Hal yang sama telah dilakukan oleh Amirul Muminin Umar ibnul Khattab , bahwa dia menaiki mimbar untuk memanjatkan doa istisqa, maka tiada yang dibacanya selain dari istigfar dan membaca beberapa ayat dalam istigfarnya yang antara lain adalah ayat ini: maka aku berkata (kepada mereka),' 'Mohonlah ampunan kepada Tuhan-mu, sesungguhnya Dia adalah Maha Pengampun, niscaya Dia akan menurunkan hujan yang lebat dari langit kepadamu." (Nuh: 10-11) Kemudian Umar berkata, "Sesungguhnya aku telah menunggu-nunggu datangnya hujan melalui bintang-bintang yang merupakan pertanda akan datangnya hujan." Ibnu Abbas dan lain-lainnya mengatakan bahwa datanglah awan secara beriringan, sebagian darinya berurutan dengan sebagian yang lainnya.

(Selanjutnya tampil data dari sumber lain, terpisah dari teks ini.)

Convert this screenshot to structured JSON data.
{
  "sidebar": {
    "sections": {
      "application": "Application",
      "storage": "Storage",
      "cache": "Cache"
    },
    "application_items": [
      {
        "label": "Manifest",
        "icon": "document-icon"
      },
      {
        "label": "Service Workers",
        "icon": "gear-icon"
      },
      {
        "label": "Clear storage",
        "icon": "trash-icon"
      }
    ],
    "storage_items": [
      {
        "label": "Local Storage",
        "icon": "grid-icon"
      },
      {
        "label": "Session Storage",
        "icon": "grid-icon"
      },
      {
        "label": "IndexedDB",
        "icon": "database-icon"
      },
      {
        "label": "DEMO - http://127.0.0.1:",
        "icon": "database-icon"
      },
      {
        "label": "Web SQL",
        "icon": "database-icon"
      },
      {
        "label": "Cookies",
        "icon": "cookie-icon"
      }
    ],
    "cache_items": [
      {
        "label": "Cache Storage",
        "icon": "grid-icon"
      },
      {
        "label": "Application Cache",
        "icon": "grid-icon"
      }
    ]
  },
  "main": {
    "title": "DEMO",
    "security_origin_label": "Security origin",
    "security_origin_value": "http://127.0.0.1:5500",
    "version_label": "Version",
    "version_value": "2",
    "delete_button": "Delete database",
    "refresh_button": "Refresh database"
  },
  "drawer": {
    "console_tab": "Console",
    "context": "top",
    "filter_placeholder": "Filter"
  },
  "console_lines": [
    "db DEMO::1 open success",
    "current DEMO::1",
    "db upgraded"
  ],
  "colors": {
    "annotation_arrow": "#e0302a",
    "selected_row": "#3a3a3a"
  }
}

Firman Allah subhanahu wa ta’ala: dan memperbanyak harta dan anak-anakmu, dan mengadakan untukmu kebun-kebun dan mengadakan (pula di dalamnya) untukmu sungai-sungai. (Nuh: 12) Semuanya itu dengan syarat apabila kamu bertobat kepada Allah dan memohon ampun kepada-Nya serta taat kepada-Nya, maka Dia akan memperbanyak rezeki kalian dan menyirami kalian dengan keberkahan dari langit dan menumbuhkan bagi kalian keberkatan bumi sehingga bumi menjadi subur menumbuhkan tetanamannya, dan menyuburkan bagi kalian air susu ternak kalian dan memberimu banyak harta dan anak-anak dan menjadikan bagi kalian kebun-kebun yang di dalamnya terdapat berbagai macam buah-buahan dan di tengah-tengah (celah-celah)nya dibelahkan bagi kalian sungai-sungai yang mengalir.
Ini merupakan seruan dengan memakai metode targib. Kemudian beralih dengan cara tarhib dalam seruannya kepada mereka. Untuk itu Nuh berkata: Mengapa kamu tidak percaya akan kebesaran Allah? (Nuh: 13) Yakni kebesaran-Nya, menurut Ibnu Abbas, Mujahid, dan Adh-Dhahhak. Ibnu Abbas mengatakan bahwa kalian tidak mengagungkan Allah dengan pengagungan yang sebenar-benarnya. Dengan kata lain, mengapa kamu tidak takut kepada pembalasan dan azab-Nya.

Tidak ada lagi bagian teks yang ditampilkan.